Topeka Alcohol-related traffic fatalities have dropped 30 percent since a strong ignition interlock law went into effect, advocates of the law said today.
"Our progress in the fight to eliminate drunk driving in Kansas is significant," said Chris Mann, who is chair of the advisory board for Kansas Mothers Against Drunk Driving. "Through MADD's work with lawmakers and law enforcement, we are making Kansas roads safer for everyone."
In 2011, the Legislature enacted a law requiring ignition interlocks for all convicted drunken drivers. The law requires a DUI offender to install an ignition interlock, or in-car breathalyzer, device.

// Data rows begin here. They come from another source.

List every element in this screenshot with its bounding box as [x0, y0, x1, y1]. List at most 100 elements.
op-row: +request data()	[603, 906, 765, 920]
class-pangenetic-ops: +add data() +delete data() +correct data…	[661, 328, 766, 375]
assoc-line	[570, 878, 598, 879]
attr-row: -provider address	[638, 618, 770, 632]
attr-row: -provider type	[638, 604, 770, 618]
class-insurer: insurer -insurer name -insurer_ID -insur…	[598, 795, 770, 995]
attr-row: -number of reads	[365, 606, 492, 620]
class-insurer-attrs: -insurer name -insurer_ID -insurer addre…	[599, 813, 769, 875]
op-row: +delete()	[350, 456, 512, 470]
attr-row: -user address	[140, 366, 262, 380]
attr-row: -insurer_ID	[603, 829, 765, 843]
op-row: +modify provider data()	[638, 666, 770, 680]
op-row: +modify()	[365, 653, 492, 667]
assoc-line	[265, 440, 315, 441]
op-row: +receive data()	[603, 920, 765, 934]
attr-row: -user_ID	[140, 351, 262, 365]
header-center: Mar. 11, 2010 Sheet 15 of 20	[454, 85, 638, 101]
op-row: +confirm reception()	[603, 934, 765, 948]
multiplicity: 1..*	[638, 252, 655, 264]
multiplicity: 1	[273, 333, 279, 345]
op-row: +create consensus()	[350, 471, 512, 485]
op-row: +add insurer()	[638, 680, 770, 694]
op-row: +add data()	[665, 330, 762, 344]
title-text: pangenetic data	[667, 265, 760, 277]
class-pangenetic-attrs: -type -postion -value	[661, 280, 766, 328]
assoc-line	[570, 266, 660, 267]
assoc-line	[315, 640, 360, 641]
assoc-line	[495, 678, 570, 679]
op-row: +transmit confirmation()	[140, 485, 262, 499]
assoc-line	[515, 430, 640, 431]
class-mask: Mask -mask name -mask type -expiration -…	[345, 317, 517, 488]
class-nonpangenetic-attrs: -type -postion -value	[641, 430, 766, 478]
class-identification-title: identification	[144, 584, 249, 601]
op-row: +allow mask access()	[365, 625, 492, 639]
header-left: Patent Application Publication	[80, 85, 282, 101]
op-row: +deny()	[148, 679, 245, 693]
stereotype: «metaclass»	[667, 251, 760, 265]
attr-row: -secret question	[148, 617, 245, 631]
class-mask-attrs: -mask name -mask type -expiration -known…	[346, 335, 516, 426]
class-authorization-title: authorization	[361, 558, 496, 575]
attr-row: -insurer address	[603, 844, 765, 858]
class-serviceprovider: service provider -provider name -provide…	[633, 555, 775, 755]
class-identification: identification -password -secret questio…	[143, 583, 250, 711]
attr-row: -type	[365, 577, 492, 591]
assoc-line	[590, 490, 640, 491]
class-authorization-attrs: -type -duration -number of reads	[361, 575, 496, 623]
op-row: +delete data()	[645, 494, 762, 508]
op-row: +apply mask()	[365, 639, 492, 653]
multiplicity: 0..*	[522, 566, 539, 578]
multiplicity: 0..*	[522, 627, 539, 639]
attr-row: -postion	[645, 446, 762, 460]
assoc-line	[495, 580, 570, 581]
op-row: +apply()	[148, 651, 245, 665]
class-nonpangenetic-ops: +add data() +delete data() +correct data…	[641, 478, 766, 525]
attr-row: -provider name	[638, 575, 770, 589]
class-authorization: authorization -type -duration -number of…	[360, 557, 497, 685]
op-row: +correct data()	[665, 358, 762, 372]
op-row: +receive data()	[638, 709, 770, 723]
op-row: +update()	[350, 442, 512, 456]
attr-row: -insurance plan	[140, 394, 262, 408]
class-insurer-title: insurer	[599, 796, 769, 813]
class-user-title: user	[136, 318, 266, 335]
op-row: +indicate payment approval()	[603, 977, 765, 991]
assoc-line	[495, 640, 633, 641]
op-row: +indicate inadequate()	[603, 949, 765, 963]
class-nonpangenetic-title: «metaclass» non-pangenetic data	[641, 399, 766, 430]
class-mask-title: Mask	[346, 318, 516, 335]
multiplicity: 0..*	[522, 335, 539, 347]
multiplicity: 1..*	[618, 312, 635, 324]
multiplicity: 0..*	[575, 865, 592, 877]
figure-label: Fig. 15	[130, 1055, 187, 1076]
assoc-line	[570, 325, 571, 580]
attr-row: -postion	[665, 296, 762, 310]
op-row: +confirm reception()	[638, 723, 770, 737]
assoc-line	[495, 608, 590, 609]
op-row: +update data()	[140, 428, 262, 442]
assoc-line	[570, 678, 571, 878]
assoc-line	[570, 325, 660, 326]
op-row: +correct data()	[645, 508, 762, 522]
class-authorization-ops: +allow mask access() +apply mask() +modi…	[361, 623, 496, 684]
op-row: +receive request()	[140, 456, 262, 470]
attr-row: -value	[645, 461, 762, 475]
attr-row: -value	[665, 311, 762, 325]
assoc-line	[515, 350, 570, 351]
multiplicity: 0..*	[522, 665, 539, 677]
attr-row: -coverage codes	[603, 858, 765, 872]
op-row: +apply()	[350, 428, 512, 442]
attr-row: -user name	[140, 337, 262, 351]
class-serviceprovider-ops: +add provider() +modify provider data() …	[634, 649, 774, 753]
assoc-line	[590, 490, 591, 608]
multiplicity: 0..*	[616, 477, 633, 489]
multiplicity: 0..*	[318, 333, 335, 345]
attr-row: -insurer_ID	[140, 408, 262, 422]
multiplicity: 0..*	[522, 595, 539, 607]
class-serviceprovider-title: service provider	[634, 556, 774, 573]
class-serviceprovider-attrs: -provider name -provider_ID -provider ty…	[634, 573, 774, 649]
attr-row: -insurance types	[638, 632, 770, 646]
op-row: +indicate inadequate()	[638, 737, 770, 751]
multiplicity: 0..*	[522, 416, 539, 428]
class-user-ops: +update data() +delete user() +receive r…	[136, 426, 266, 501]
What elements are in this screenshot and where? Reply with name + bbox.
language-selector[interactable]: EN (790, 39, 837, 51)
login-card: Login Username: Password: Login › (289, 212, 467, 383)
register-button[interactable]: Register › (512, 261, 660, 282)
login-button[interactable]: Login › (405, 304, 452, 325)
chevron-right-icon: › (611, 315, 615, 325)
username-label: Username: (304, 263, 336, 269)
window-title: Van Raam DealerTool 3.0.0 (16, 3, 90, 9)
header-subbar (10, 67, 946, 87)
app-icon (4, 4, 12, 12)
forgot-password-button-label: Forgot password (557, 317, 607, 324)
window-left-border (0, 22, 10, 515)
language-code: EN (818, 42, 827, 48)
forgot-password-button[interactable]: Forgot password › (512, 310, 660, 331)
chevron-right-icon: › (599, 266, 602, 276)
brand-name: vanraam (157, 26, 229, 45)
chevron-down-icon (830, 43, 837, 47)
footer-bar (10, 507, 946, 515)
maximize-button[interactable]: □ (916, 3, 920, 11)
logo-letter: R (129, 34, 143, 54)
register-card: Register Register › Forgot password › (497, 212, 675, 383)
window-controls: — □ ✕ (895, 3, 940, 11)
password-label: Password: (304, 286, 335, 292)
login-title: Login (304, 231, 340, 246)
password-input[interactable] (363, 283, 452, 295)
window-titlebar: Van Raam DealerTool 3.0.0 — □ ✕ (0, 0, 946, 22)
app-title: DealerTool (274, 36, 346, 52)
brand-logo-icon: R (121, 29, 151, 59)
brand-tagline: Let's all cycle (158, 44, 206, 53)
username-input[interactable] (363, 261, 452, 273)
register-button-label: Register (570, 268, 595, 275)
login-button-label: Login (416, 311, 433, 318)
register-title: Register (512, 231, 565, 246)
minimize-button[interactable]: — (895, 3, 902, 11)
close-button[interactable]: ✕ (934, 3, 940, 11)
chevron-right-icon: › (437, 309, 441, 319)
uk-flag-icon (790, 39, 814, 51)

The driver must blow into the device to prove he or she is sober before the car will start.
Research indicates that requiring an ignition interlock for all drunken driving offenders reduces repeat offenses by two-thirds and significantly cuts the number of drunken driving deaths, MADD said.
In Kansas, the number of drunken driving deaths has fallen from 138 in 2010 to 94 in 2012.
Of the 20 states that have passed similar ignition interlock laws, Kansas is one of only three that put in a sunset provision.
MADD urged the Legislature to repeal the sunset provision, which would take effect on July 1, 2015 — meaning interlock devices would no longer be required.
"Lawmakers must allow more lives to be saved by taking action in 2014 to eliminate the sunset clause of this lifesaving interlock law," said MADD National President Jan Withers.